Well, well. I have used JW vienna and munich, always JW pils as base, crystal, caramalt and dark munich recently and use JW wheat too. Never been unhappy with the Vienna, but maybe its time to try a different brand. Have always enjoyed their malts and never found anything to be lacking. Its the Buy Local debate isnt it? I dont have anything to compare with, but I find JW malts good. Funnily enough, I've never used JW Ale malt.


----------



## mje1980 (18/10/12)

mckenry said:


> Well, well. I have used JW vienna and munich, always JW pils as base, crystal, caramalt and dark munich recently and use JW wheat too. Never been unhappy with the Vienna, but maybe its time to try a different brand. Have always enjoyed their malts and never found anything to be lacking. Its the Buy Local debate isnt it? I dont have anything to compare with, but I find JW malts good. Funnily enough, I've never used JW Ale malt.



JW make fine malt, no doubt about it, but man, a UK ale made with Maris otter, or Golden promise, halcyon etc, and a pils/ helles etc ( i have one on tap now ) made with Weyermann pils, or Best pilz ( my current fave pils ) just seems to have an extra character about it. If all i could get was JW, i'd happily use it no problem, but i really like my imported malts.
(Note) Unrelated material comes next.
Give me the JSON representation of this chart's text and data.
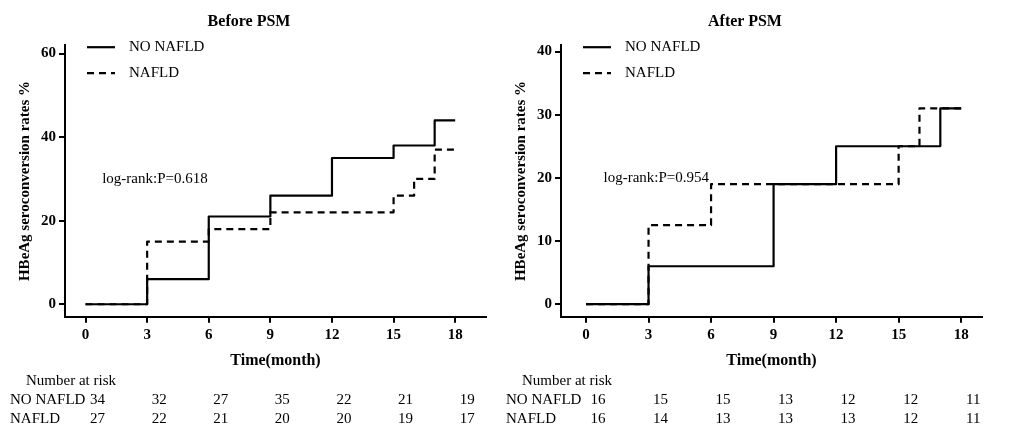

Im a malt snob, as well as a beer snob haha


----------



## Byran (18/10/12)

mje1980 said:


> JW make fine malt, no doubt about it, but man, a UK ale made with Maris otter, or Golden promise, halcyon etc, and a pils/ helles etc ( i have one on tap now ) made with Weyermann pils, or Best pilz ( my current fave pils ) just seems to have an extra character about it. If all i could get was JW, i'd happily use it no problem, but i really like my imported malts.
> 
> Im a malt snob, as well as a beer snob haha


I definitely agree, i think that the JW malts are great quality but I must admit I dont think they are the same at all as their imported counterparts.
The flavors of each brand are very different. There are subtle and very distinct differences in the flavors that they all contain. I find the JW pilsner to be a bit coarse to my palate, as with their Vienna. I love the Traditional Ale though. I guess you would just need to try them all and find out for yourself!


----------